The OP’s words were not well-received.
“My decision to say this was quite controversial.”
“I don’t care that my parents think I’m TA.”
“But some of my fiancé’s extended family thought it was impolite and rude to do that.”
“These are people who were not present, btw (by the way). One of his siblings spread the story around.”
Fellow Redditors weighed in:
- NTA: Not the A**hole
- YTA: You’re the A**hole
- ESH: Everybody Sucks Here
- NAH: No A**holes Here
Some said the OP could have handled it better or could repair the damage with the in-laws.
“NTA. It’s cool of you to stand up for your sister. There may have been a more graceful way to do it—maybe you could have talked to the hosts and explained that your parents came uninvited, that there is bad blood, and asked for help with what to do in the situation.”
“That would have made everybody be more on your side. Now they think of you as aggressive, uncouth. You can just have a good talk with them about it later and explain, but still.” – CherryWand
“NTA. People who have healthy relationships with their children/parents and always have don’t understand what it is like to not have that relationship. They never will.”
“Your inlaws are your new family, and they sound lovely.

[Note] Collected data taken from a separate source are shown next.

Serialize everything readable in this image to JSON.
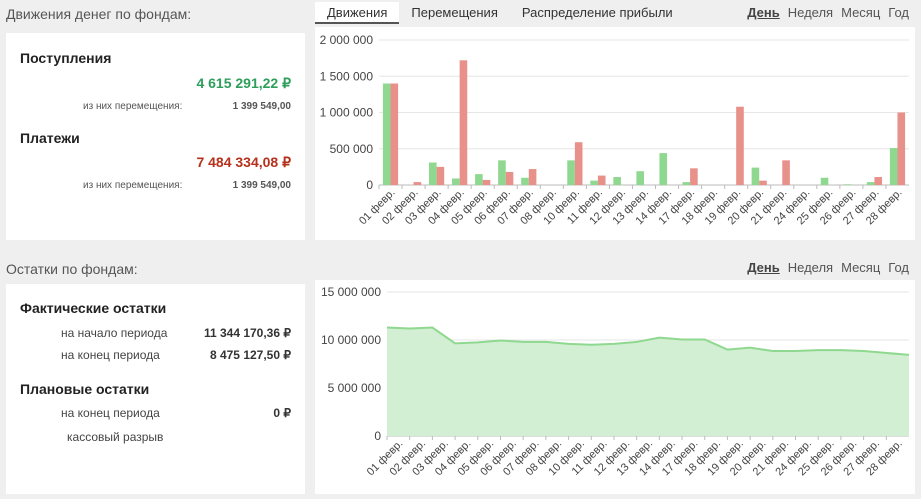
{
  "movements": {
    "title": "Движения денег по фондам:",
    "tabs": [
      "Движения",
      "Перемещения",
      "Распределение прибыли"
    ],
    "active_tab": "Движения",
    "period": [
      "День",
      "Неделя",
      "Месяц",
      "Год"
    ],
    "active_period": "День",
    "income_title": "Поступления",
    "income_amount": "4 615 291,22 ₽",
    "income_sub_label": "из них перемещения:",
    "income_sub_value": "1 399 549,00",
    "payments_title": "Платежи",
    "payments_amount": "7 484 334,08 ₽",
    "payments_sub_label": "из них перемещения:",
    "payments_sub_value": "1 399 549,00",
    "colors": {
      "income": "#2e9e5b",
      "payments": "#b5311c"
    }
  },
  "balances": {
    "title": "Остатки по фондам:",
    "period": [
      "День",
      "Неделя",
      "Месяц",
      "Год"
    ],
    "active_period": "День",
    "actual_title": "Фактические остатки",
    "start_label": "на начало периода",
    "start_value": "11 344 170,36 ₽",
    "end_label": "на конец периода",
    "end_value": "8 475 127,50 ₽",
    "plan_title": "Плановые остатки",
    "plan_end_label": "на конец периода",
    "plan_end_value": "0 ₽",
    "gap_label": "кассовый разрыв"
  },
  "chart_data": [
    {
      "type": "bar",
      "categories": [
        "01 февр.",
        "02 февр.",
        "03 февр.",
        "04 февр.",
        "05 февр.",
        "06 февр.",
        "07 февр.",
        "08 февр.",
        "10 февр.",
        "11 февр.",
        "12 февр.",
        "13 февр.",
        "14 февр.",
        "17 февр.",
        "18 февр.",
        "19 февр.",
        "20 февр.",
        "21 февр.",
        "24 февр.",
        "25 февр.",
        "26 февр.",
        "27 февр.",
        "28 февр."
      ],
      "series": [
        {
          "color": "#8fd88f",
          "values": [
            1400000,
            0,
            310000,
            90000,
            150000,
            340000,
            100000,
            0,
            340000,
            60000,
            110000,
            190000,
            440000,
            40000,
            0,
            0,
            240000,
            0,
            0,
            100000,
            10000,
            40000,
            510000
          ]
        },
        {
          "color": "#e8908a",
          "values": [
            1400000,
            40000,
            250000,
            1720000,
            70000,
            180000,
            220000,
            0,
            590000,
            130000,
            0,
            0,
            0,
            230000,
            0,
            1080000,
            60000,
            340000,
            0,
            0,
            0,
            110000,
            1000000
          ]
        }
      ],
      "yticks": [
        "2 000 000",
        "1 500 000",
        "1 000 000",
        "500 000",
        "0"
      ],
      "ylim": [
        0,
        2000000
      ],
      "grid": true
    },
    {
      "type": "area",
      "categories": [
        "01 февр.",
        "02 февр.",
        "03 февр.",
        "04 февр.",
        "05 февр.",
        "06 февр.",
        "07 февр.",
        "08 февр.",
        "10 февр.",
        "11 февр.",
        "12 февр.",
        "13 февр.",
        "14 февр.",
        "17 февр.",
        "18 февр.",
        "19 февр.",
        "20 февр.",
        "21 февр.",
        "24 февр.",
        "25 февр.",
        "26 февр.",
        "27 февр.",
        "28 февр."
      ],
      "values": [
        11300000,
        11200000,
        11300000,
        9650000,
        9750000,
        9950000,
        9800000,
        9800000,
        9600000,
        9500000,
        9600000,
        9800000,
        10250000,
        10050000,
        10050000,
        9000000,
        9200000,
        8850000,
        8850000,
        8950000,
        8950000,
        8850000,
        8450000
      ],
      "yticks": [
        "15 000 000",
        "10 000 000",
        "5 000 000",
        "0"
      ],
      "ylim": [
        0,
        15000000
      ],
      "grid": true
    }
  ]
}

I would consider privately sitting down with them and offer broad strokes of the situation, and why they are estranged.”
“Congrats on your engagement, and building a new family and life for yourself.” – KirinoLover
“Of course NTA. I’m sorry your sister had to deal with that growing up, and that you did too.”
“Some families are lucky enough to not have had to have no contact situations with their members or with close friends, and many people have a tendency to project their experiences onto others, so while I am firmly on your side, I can see how they might think you are being unreasonable, without knowing better.”
“I’d suggest explaining what you feel comfortable talking about with your in-laws, and making sure you are calm and firm about the fact that they aren’t part of your life and aren’t invited to your events.”
“Hopefully they will get the picture over time. And hopefully, that will trickle out to their other family members as well. Good luck and congratulations!” – warmgreyverylight
Others disagreed and said the in-laws shouldn’t really have a said in the situation.
“NTA – But your future in-laws need to get some hobbies if all they have to do is gossip about things they know nothing about.” – BookReader1328
“NTA This is literally none of your fiance’s extended family’s business, either. What is it with every a**hole thinking they have a say in someone’s decision that they have no involvement in?” – SleuthingSloth009
“‘But some of my fiancé’s extended family thought it was impolite and rude to do that. These are people who were not present, btw.'”
“OP doesn’t even have to offer up an apology to ANYONE, because no one present at the incident seems to care. Only busybodies who heard about it are the ones complaining, and they are not owed anything.” – Needadvice8100
A few encouraged the OP to continue setting boundaries.
“The ambush. It’s a classic, used to show dominance and put you in your place. It’s a trap. Glad you blew it up.”
“Sometimes you have to be blunt and rude but now everyone knows where you stand with your parents.”
“Talk to your future in-laws so they are clear that you will have them escorted out should they show up to any wedding festivities or events. It won’t be a discussion and anyone who invites them will be asked to leave as well. Congratulations on the engagement.” – WinEquivalent4069
“NTA. They weren’t invited. They showed up. You asked them to leave and you explained to your fiance’s parents why. You only told the truth.”
“Better have security for the wedding because they will probably show up there too.” – Janetaz18
While some of the future family might have some questions about what happened, the subReddit sided with the OP and her decision to stand up for herself and her sister. Though she might want to have a conversation with her in-laws, so they know what’s going on and can better support her, the sub agreed she was right to do what she needed in that moment.